In the use of non-party requests for production directed to the Sandocks' treating physicians pursuant to Ind. Trial Rule 34(C), Canfield's methods were consistent with prevailing practice and substantially justified. See, e.g., T. Yoder, Integration of Trial Preparation and Discovery: The Defendant's Viewpoint, in Trial Preparation and Discovery: Controlling Time and Costs at II-4, Indiana Continuing Legal Education Forum (1982); J. Petersen, Processing the Routine Negligence Case from Receipt to Settlement, in Strategies for Representing the Routine Negligence Case at II-59 and II-70, Indiana Continuing Legal Education Forum (1984); G. Montgomery, Paper Discovery of Medical Records and Their Effective Use at Trial, in Winning Your Case Through Effective Pre-trial Discovery at 8-12, 35-40, Indiana Continuing Legal Education Forum (1990).
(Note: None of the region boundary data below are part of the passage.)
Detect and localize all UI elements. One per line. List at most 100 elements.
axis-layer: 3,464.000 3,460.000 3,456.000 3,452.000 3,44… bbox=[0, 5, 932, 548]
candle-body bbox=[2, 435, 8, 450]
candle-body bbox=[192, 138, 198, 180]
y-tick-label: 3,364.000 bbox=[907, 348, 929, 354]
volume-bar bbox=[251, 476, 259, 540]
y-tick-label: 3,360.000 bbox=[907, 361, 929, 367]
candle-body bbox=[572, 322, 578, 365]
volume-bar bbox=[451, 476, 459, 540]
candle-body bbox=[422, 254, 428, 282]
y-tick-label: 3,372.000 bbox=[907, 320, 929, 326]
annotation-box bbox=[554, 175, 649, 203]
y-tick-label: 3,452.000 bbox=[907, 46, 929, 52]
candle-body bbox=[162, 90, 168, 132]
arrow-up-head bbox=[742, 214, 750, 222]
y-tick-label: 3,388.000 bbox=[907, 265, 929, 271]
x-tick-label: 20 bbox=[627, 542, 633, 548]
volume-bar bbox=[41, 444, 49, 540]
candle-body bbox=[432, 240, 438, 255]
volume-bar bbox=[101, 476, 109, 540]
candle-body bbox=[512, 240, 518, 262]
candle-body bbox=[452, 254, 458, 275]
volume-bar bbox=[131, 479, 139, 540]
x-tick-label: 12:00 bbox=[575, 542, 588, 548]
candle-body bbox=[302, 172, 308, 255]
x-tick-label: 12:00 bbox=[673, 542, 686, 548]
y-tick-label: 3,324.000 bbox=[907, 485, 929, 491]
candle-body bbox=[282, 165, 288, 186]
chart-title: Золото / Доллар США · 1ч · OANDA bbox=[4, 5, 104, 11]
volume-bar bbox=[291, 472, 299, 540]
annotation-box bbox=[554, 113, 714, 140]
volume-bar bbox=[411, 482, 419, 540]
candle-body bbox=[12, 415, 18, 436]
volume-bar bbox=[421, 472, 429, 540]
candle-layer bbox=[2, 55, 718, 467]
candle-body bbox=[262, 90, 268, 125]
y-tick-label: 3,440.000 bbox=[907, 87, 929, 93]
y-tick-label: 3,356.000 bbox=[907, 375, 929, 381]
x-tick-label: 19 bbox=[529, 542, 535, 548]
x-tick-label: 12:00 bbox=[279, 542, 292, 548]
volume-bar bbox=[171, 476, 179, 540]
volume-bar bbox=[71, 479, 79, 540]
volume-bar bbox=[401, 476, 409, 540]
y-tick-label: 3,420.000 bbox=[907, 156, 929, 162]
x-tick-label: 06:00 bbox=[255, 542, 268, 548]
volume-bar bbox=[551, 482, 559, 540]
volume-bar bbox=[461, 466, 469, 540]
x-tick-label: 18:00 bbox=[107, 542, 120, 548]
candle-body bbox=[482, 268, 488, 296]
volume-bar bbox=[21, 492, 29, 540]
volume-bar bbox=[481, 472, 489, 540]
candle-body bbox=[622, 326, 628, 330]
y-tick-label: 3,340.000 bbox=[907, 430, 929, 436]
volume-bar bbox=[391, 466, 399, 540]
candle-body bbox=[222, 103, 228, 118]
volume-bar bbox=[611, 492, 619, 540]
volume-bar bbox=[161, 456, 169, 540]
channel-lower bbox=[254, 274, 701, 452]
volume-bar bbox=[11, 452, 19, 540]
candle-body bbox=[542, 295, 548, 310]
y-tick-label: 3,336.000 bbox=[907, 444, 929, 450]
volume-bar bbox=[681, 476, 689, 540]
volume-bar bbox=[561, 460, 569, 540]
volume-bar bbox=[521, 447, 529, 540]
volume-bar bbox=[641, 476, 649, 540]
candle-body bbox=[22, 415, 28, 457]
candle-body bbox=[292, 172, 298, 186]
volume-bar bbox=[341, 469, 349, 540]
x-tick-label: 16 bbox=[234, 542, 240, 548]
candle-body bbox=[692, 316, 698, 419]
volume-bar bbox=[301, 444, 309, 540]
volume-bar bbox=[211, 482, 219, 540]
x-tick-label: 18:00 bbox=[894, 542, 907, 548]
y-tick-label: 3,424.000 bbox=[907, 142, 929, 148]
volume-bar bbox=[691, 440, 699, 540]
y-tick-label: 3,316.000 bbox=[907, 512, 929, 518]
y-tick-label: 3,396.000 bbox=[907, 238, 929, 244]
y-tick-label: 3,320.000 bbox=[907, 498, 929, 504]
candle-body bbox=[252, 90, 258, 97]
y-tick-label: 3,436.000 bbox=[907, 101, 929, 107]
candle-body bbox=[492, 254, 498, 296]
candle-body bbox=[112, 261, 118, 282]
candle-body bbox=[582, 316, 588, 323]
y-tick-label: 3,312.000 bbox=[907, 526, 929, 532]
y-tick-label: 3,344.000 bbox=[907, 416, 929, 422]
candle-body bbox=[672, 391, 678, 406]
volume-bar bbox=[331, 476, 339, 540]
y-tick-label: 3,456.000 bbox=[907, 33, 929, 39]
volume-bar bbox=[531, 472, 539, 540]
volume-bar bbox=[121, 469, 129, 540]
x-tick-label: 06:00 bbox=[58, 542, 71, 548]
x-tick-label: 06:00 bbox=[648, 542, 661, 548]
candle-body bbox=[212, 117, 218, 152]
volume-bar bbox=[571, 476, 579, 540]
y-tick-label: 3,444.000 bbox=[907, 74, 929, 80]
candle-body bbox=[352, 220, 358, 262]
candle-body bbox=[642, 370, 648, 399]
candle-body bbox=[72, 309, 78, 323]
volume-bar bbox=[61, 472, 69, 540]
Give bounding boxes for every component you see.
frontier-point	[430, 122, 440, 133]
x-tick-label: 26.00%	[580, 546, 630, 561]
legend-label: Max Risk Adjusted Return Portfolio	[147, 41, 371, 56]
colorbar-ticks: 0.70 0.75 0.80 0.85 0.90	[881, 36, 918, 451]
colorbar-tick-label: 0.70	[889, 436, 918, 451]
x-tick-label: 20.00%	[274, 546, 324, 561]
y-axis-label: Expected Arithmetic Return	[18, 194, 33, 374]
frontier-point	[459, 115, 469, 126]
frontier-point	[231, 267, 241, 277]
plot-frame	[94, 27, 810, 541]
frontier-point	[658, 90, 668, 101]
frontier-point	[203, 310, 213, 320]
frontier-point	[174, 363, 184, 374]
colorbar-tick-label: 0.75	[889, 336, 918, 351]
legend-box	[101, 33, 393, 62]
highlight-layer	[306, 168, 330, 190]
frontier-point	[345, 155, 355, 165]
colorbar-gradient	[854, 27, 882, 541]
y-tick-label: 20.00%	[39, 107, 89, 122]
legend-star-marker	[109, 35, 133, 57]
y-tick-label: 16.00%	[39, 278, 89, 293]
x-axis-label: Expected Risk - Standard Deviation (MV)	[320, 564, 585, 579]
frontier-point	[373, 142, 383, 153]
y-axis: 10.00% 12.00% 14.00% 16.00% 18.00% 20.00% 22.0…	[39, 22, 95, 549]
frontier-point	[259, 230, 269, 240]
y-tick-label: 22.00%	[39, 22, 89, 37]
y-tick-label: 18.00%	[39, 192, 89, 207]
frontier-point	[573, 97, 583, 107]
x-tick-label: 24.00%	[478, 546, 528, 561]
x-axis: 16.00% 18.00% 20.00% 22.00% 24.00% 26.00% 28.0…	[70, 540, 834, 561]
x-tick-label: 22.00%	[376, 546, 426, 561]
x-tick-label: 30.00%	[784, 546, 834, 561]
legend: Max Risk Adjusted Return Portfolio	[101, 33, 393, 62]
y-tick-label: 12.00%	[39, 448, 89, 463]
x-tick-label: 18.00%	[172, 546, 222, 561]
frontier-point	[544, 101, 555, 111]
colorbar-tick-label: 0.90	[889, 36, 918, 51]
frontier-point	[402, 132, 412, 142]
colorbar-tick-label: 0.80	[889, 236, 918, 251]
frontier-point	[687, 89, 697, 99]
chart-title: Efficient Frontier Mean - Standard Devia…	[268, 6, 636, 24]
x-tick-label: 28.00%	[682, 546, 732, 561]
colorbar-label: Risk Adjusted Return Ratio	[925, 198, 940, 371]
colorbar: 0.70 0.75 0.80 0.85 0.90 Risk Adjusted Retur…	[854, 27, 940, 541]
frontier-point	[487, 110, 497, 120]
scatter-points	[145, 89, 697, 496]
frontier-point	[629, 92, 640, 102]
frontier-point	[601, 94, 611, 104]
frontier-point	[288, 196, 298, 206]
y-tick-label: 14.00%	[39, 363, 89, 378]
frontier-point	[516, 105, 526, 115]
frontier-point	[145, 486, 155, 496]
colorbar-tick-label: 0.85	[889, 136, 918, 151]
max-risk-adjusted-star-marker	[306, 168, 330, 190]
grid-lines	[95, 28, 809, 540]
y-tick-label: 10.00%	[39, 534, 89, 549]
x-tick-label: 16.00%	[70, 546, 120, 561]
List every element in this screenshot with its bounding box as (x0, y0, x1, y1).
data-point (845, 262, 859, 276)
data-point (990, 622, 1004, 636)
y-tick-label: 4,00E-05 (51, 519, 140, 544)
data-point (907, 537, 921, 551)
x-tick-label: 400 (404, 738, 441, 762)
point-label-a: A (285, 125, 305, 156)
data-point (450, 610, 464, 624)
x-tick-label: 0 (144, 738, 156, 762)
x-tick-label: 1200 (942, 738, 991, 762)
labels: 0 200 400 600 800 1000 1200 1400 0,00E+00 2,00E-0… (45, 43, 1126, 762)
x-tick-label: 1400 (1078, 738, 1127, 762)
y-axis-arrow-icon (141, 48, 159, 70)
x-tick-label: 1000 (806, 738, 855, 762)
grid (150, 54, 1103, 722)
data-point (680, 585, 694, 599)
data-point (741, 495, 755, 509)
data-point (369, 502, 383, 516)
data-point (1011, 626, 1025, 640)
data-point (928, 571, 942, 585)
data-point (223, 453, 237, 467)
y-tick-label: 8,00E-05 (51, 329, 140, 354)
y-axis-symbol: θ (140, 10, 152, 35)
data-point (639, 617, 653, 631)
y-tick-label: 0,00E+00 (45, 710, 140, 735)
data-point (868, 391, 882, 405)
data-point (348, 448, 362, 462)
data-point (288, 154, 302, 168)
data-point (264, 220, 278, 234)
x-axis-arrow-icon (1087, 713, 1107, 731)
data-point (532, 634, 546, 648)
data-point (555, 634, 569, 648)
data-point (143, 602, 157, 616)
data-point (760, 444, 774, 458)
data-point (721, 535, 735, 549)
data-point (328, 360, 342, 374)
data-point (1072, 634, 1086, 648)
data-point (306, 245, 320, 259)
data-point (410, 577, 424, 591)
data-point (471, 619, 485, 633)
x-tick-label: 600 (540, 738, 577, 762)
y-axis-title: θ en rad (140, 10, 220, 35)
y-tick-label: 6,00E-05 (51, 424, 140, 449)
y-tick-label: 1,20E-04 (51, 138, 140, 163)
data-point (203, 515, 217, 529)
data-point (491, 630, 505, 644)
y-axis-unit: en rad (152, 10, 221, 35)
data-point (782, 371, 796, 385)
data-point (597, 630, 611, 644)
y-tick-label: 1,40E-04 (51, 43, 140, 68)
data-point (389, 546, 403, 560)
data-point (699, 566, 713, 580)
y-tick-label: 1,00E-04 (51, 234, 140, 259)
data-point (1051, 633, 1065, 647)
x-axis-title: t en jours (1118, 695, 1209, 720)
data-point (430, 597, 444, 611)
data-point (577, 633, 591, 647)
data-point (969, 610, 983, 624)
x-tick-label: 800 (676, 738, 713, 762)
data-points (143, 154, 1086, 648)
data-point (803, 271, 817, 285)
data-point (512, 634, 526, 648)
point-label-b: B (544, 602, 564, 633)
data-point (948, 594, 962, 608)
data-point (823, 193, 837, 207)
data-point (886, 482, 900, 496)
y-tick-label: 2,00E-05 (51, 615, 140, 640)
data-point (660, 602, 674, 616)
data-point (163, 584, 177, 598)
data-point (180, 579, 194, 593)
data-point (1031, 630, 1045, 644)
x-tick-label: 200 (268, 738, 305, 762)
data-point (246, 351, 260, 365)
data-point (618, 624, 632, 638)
That Canfield's discovery attempt was not abusive is evidenced in the proceedings below. While granting the Sandocks' motion for protective order, the trial court expressed its belief that the issue presented a question of first impression under Indiana law, thus admitting that Canfield's conduct was not in contravention of existing rules or precedent. Significantly, the opinion of the Court of Appeals unanimously concluded that the trial court abused its discretion in granting the protective order and implicitly approved of Canfield's medical discovery technique.
It is only by reason of today's decision of this Court that Canfield's discovery method has been rendered too extensive and then only because of the successful intervention of the Sandocks' motion for protective order. Canfield was certainly entitled to present legal argument in opposition to the motion for protective order, even if ultimately unsuccessful. Even under the procedures endorsed by the majority opinion, Canfield's non-party request for production requesting all prior medical records cannot be viewed as excessive since the burden is placed upon the plaintiff to assert his right to medical confidentiality by means of a protective order. The stated expectation of the majority is that documents will likely be requested which are "irrelevant but innocuous" and that invocation of the privilege of confidentiality will be rare.
In view of the widespread acceptance and use of the discovery procedure utilized by Canfield, the trial court's implied concession that the established law was not adverse to Canfield's position, the unanimous approval of the procedure by the decision of the Court of Appeals, and the conformity with the procedure actually recommended by this Court today, Canfield's attempted discovery was substantially justified thereby precluding an award of expenses including attorney's fees under Ind. Trial Rules 26(C) and 37(A)(4). I would reverse the trial court's punitive imposition of attorney fees.
NOTES
[1] In accordance with Ind. Appellate Rule 4(B)(6)(c), the cause proceeded to trial on the merits during the pendency of the appeal of these rulings by the trial court. The jury found in favor of Sandock and made a sizable damage award. Canfield's appeal of that judgment is currently pending in this Court.
[2] The Hippocratic Oath imposes on physicians a duty to maintain confidences acquired in their professional capacity, as do the Oath of Attorneys and the Rules of Professional Conduct on attorneys. The boards governing the various areas of medical speciality police and enforce medical ethics just as our Disciplinary Commission ensures adherance to or sanctions deviations from legal ethics.
[3] The trial court erroneously barred the discovery of estimates of damage and cost of repairs, which the Court of Appeals found not to be privileged as attorney work-product.